4.  Alternatives to family child care
Readers thought that publicity about quality early learning and school readiness may have had the effect of parents enrolling more children in center-based care and 4K.  More options for parents may have had a negative impact on family child care programs. This theory is supported by the much less severe drop in the number of group child care centers.

5.  Low wages
Readers also thought that wages for family child care providers remain low, and providers are looking for other work. Agencies helping individuals get employment are steering individuals away from early childhood because “they will never earn a living wage.”

6.  Wisconsin Shares payment policies
Some readers believe that Wisconsin Shares payment policies have had a negative impact on family child care stability, with a policy implemented last year that pays only for days attended.

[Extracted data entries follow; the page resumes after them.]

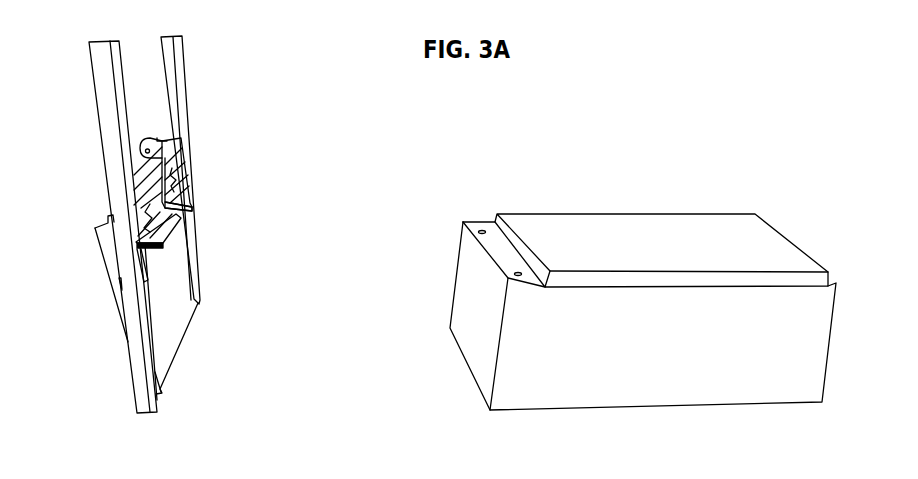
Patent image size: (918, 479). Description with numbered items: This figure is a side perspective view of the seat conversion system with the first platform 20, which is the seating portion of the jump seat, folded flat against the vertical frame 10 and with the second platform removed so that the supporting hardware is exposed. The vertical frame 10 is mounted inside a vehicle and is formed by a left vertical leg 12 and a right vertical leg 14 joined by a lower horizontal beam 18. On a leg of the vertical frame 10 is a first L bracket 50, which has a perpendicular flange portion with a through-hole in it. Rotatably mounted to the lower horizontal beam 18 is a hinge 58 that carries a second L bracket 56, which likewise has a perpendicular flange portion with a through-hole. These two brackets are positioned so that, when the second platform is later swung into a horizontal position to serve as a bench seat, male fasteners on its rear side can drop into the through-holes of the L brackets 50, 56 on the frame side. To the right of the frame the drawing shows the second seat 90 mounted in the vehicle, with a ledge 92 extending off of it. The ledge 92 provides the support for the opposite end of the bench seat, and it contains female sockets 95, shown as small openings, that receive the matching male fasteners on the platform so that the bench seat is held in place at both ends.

The first vertical frame 10 is at (201, 51).
The left vertical leg 12 is at (105, 83).
The right vertical leg 14 is at (182, 97).
The lower horizontal beam 18 is at (183, 150).
The first platform 20 is at (185, 355).
The first L bracket 50 is at (153, 250).
The second L bracket 56 is at (178, 202).
The hinge for second L bracket 58 is at (143, 153).
The second seat 90 is at (693, 388).
The ledge 92 is at (497, 250).
The sockets 95 is at (483, 230).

Many family child care providers indicate they cannot maintain stable programs with fluctuating, unpredictable reimbursement that doesn’t cover their costs. One reader said that the attendance policy has led to higher family copays for family child care, and families have moved to group centers where payments are more stable, and copays are lower.

7.  Milwaukee phenomena
The drop in certified family child care providers in Milwaukee from 2001 to 2004 may be exaggerated, according to an alert reader who indicated that after a statewide automated system was in place in 2004, the drop in certified providers was about 600 immediately.  The new automated figure was probably more accurate than the manually calculated figures before, so the actual decline in programs was likely exaggerated.

Another theory was that the big increase in start-up of Milwaukee family child care programs in the mid-2000s, due to the lifting of a housing code, was unsustainable, with many new programs unable to maintain their programs financially.

Another reader thought that the decline in Milwaukee for family child care was much steeper than the decline of group child care centers, and there may have been a significant shift of children into center-based programs.

Comparison with group center trends

Clearly, the decline of regulated family child care programs was much more severe than the drop in group child care centers in the years 2008-2011.  Statewide, the number of group centers dropped only by 4 percent, while licensed family child care dropped by 23 percent, and certified family child care by 38 percent.  In Milwaukee, in the same timeframe, the number of licensed group child care centers dropped 10 percent, while licensed family child care declined by 33 percent, and certified family child care dropped by 20 percent.

Thanks for all the comments. Undoubtedly all these factors have played a role in the recent drop in regulated family child care programs.